I fell in love with her during my junior year in college. My love sparked out of nowhere, still to this day I don’t know where it came from. We went through a lot of obstacles such as timing, friendships that we didn’t want to burn, and a whole basket of issues. These issues were obviously too big for us to ignore, which led to a very unstable relationship.
As we began to drift apart and go our separate way, I constantly felt something missing in life. I wasn’t able to put my finger on it at first but, eventually it all clicked. I missed her. I missed arguing with her, the smell of her hair, the way she laughed, and even the way she walked. But, there was a reason for all of this.

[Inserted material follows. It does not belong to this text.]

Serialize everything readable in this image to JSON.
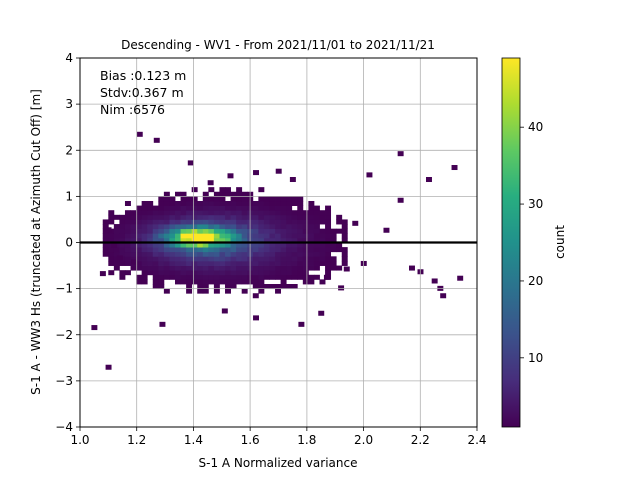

I realized that the reason I missed her was due to the fact that we were apart. The distance created a false sense of love. By not being her side I suddenly missed her. What was once something that annoyed me became something that I was attracted to. But the distance was necessary. After going through the struggles of being apart I realized that we were actually different. Politics, interests, dreams, aspirations, passions, hobbies, everything didn’t line up. The worst of all I wasn’t myself around her, instead I adopted a fake persona when I was around her. I was my genuine self.
From my struggles I learned that sometimes some people aren’t meant to be together. Instead you have to pick yourself up from your bootstraps and tie those laces and move on. There is plenty of fish in this wide open sea. You should never compromise your sincerity, once you do that you are no longer genuine.